OKLAHOMA CITY (Jan. 24, 2017) – A bill prefiled in the Oklahoma Senate would reform the state’s asset forfeiture laws by eliminating civil forfeiture and providing for a jury trial. The legislation also takes on federal forfeiture programs by banning prosecutors from circumventing state laws by passing cases off to the feds.

Sen. Kyle Loveless (R) prefiled Senate Bill 585 (SB585) on Jan. 19. The legislation would end civil asset forfeiture in Oklahoma and provide for a jury trial before a state could seize a person’s property.

A party to forfeiture action under this section shall be entitled to a trial by jury. A trial  related to a forfeiture action shall be held in a single proceeding with the trial of the related alleged crime unless the court grants the defendant’s motion for a separate trial on the forfeiture issue.

The legislation would also raise the standard of proof from “a preponderance of the evidence” to “clear and convincing evidence.”

Last summer, local media reported the Oklahoma Highway Patrol uses a device that allows officers to electronically confiscate money on prepaid cards based on mere suspicion rather than a criminal conviction. The revelation underscores the importance of asset forfeiture reform in the Sooner State.

Loveless also prefiled a second bill that would place a constitutional amendment on the ballot prohibiting asset forfeiture without a criminal conviction. Senate Joint Resolution 30 (SJR30) would allow voters to approve the addition of the following language to the state constitution during the next general election.

Section 24A.  No private personal property seized by law enforcement shall be forfeited unless the owner of the property is convicted of an offense requiring such forfeiture, as determined by the legislature.

The constitutional amendment would assure reform of Oklahoma asset forfeiture laws, and codify protections in the state constitution. But without passage of SB585, further action would be necessary to rewrite the statute and close a federal loophole that would allow police to circumvent more strict state forfeiture laws.


SB585 closes the loophole that allows prosecutors to bypass more stringent state asset forfeiture laws by passing cases off to the federal government under its Equitable Sharing forfeiture program. The proposed law would explicitly prohibit this practice in most cases.
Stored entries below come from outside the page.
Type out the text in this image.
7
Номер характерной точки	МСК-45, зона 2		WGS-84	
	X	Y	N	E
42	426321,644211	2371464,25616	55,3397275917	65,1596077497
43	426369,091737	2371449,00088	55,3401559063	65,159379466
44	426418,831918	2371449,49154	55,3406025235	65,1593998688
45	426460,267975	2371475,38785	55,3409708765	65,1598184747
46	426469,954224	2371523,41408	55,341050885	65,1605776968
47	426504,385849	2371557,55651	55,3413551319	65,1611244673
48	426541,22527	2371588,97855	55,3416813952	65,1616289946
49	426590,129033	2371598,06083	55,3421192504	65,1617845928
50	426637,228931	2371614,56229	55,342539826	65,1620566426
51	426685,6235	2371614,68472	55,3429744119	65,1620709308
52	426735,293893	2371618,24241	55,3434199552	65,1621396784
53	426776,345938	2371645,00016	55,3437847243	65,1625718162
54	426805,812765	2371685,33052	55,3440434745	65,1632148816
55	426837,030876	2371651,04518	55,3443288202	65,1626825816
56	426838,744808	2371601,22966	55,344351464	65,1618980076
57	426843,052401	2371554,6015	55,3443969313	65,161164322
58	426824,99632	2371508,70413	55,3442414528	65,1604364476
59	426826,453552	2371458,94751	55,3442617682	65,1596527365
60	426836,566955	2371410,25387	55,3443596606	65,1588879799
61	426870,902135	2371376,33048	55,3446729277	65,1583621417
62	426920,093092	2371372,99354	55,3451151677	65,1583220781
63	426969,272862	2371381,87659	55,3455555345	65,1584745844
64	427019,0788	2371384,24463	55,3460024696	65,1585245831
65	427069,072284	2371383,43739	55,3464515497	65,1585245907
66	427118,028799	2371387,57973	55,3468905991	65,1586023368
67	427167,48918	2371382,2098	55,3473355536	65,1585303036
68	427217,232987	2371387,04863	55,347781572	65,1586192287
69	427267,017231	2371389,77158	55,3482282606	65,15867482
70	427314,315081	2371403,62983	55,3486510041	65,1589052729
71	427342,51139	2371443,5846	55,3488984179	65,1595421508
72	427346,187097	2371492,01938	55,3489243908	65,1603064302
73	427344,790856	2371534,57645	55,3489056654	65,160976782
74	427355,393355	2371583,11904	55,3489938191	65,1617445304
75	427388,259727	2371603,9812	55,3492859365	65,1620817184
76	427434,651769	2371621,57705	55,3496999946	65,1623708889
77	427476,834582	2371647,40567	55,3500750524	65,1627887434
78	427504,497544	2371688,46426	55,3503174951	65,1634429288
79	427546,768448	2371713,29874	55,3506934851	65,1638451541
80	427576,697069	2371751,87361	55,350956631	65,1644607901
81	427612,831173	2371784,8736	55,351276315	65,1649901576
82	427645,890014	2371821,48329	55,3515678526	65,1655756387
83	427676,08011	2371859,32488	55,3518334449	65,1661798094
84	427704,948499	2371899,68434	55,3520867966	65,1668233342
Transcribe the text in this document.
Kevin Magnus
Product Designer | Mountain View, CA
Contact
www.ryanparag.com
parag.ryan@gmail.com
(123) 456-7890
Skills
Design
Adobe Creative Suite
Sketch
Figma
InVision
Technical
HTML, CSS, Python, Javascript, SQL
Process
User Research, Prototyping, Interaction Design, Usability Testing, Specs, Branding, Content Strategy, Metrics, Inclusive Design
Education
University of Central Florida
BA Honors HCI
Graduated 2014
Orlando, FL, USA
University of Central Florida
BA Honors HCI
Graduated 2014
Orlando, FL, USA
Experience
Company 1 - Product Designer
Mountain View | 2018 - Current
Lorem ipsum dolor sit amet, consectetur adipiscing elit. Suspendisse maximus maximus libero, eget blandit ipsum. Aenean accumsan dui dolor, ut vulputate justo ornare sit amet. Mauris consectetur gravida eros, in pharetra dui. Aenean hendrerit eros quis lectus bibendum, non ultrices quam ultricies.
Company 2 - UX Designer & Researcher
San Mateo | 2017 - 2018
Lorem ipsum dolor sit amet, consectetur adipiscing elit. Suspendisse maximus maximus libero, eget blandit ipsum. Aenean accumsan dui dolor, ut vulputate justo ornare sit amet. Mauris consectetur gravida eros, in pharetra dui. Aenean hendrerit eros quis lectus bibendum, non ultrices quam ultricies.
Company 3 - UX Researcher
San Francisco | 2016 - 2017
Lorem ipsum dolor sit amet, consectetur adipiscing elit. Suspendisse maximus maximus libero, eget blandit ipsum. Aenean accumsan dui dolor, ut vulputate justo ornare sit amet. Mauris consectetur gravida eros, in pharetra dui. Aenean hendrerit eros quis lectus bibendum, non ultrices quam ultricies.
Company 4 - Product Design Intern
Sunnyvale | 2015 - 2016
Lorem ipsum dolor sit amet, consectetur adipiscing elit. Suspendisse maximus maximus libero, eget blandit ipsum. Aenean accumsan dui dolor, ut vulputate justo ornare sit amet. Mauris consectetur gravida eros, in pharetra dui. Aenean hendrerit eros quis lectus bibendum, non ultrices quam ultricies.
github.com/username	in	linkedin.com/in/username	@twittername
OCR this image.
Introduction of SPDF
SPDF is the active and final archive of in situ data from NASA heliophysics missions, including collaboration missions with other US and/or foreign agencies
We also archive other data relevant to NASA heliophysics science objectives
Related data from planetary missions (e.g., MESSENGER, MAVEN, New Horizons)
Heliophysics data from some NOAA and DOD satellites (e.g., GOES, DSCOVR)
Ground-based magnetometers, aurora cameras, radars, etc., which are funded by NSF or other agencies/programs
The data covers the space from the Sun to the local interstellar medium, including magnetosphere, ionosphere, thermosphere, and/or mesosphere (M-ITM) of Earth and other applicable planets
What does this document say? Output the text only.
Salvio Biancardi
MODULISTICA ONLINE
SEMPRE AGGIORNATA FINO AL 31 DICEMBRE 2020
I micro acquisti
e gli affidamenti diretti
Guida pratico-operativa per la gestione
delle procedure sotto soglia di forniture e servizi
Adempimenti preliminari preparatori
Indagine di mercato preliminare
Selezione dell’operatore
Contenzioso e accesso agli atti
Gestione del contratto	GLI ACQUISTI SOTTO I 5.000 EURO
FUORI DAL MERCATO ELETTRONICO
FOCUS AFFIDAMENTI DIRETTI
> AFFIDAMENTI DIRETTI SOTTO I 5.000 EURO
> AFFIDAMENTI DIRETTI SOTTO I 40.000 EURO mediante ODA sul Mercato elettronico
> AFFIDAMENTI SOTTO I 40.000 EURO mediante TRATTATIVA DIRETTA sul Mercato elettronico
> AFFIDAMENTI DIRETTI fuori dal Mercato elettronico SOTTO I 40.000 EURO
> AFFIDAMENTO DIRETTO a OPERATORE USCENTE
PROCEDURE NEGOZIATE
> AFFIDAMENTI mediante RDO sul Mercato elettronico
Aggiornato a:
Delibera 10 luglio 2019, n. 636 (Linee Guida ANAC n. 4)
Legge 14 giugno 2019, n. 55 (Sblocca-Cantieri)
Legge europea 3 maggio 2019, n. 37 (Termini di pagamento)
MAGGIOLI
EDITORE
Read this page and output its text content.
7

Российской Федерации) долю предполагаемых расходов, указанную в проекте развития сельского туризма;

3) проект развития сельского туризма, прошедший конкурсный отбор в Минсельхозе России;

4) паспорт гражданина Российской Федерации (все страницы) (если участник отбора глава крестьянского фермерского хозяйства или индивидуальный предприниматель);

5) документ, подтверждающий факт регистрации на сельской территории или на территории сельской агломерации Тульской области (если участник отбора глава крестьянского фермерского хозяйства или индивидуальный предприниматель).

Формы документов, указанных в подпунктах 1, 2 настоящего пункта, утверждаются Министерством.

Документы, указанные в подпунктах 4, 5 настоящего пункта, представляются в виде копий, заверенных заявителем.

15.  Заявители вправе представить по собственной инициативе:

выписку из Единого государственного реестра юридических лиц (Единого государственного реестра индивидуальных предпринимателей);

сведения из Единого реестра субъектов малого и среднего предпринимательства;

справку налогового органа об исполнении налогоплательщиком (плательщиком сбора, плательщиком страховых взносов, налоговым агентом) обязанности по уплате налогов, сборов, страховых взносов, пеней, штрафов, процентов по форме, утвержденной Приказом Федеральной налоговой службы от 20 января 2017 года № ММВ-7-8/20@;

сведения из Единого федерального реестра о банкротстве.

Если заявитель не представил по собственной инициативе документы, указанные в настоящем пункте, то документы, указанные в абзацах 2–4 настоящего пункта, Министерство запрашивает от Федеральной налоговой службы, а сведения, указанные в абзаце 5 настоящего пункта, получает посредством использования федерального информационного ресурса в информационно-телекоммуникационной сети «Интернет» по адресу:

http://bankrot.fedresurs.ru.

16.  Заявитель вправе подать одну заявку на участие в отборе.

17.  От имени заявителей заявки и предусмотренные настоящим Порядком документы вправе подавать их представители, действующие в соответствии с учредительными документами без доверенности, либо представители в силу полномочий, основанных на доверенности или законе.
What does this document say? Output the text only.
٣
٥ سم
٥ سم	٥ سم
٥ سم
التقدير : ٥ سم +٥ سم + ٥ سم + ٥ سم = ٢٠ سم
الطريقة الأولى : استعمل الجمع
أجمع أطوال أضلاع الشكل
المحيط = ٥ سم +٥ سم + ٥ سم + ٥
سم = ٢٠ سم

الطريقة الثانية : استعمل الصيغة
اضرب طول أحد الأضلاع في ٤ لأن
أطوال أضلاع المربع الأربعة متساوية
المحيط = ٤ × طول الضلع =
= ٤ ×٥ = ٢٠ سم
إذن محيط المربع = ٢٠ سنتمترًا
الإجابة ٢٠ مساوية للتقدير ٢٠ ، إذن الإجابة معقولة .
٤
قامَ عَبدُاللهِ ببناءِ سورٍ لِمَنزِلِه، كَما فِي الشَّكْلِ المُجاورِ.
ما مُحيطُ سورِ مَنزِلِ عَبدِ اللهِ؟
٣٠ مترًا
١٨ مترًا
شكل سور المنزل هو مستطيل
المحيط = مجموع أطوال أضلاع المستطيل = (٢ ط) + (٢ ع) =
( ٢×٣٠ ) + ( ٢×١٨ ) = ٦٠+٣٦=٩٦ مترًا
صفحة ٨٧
No property seized pursuant to the provisions of the Uniform Dangerous Controlled Substances Act or money received from the sale of such property shall be transferred directly or indirectly to any federal law enforcement authority or other federal agency unless the property seized includes cash of Fifty Thousand Dollars ($50,000.00) or more.

Barring state and local law enforcement agencies from passing off cases to the feds is particularly important. In several states with strict asset forfeiture laws, prosecutors have done just that. By placing the case under federal jurisdiction, law enforcement can bypass the need for a conviction under state law and collect up to 80 percent of the proceeds from forfeited assets via the federal Equitable Sharing Program.

For example, California previously had some of the strongest state-level restrictions on civil asset forfeiture in the country, but law enforcement would often bypass the state restrictions by partnering with a federal asset forfeiture program known as “equitable sharing.” Under these arrangements, state officials would simply hand over forfeiture prosecutions to the federal government and then receive up to 80 percent of the proceeds—even when state law banned or limited the practice. According to a report by the Institute for Justice, Policing for Profit, California ranked dead last of all states in the country between 2000 and 2013 as the worst offender. During the 2016 legislative session, the state closed the loophole.

Passage of a constitutional amendment baring forfeiture without a criminal conviction would be a significant form, but the legislature would need to follow up to close the loophole.

As the Tenth Amendment Center previously reported the federal government inserted itself into the asset forfeiture debate in California. The feds clearly want the policy to continue.


We can only guess. But perhaps the feds recognize paying state and local police agencies directly in cash for handling their enforcement would reveal their weakness. After all, the federal government would find it nearly impossible to prosecute its unconstitutional “War on Drugs” without state and local assistance. Asset forfeiture “equitable sharing” provides a pipeline the feds use to incentivize state and local police to serve as de facto arms of the federal government by funneling billions of dollars into their budgets.


Both SB585 and SJR30 will be formally introduced in the Oklahoma Senate on Feb. 6, once the regular session convenes. After that both bill will receive a committee assignment. They will need to pass by a majority vote before moving forward in the legislative process.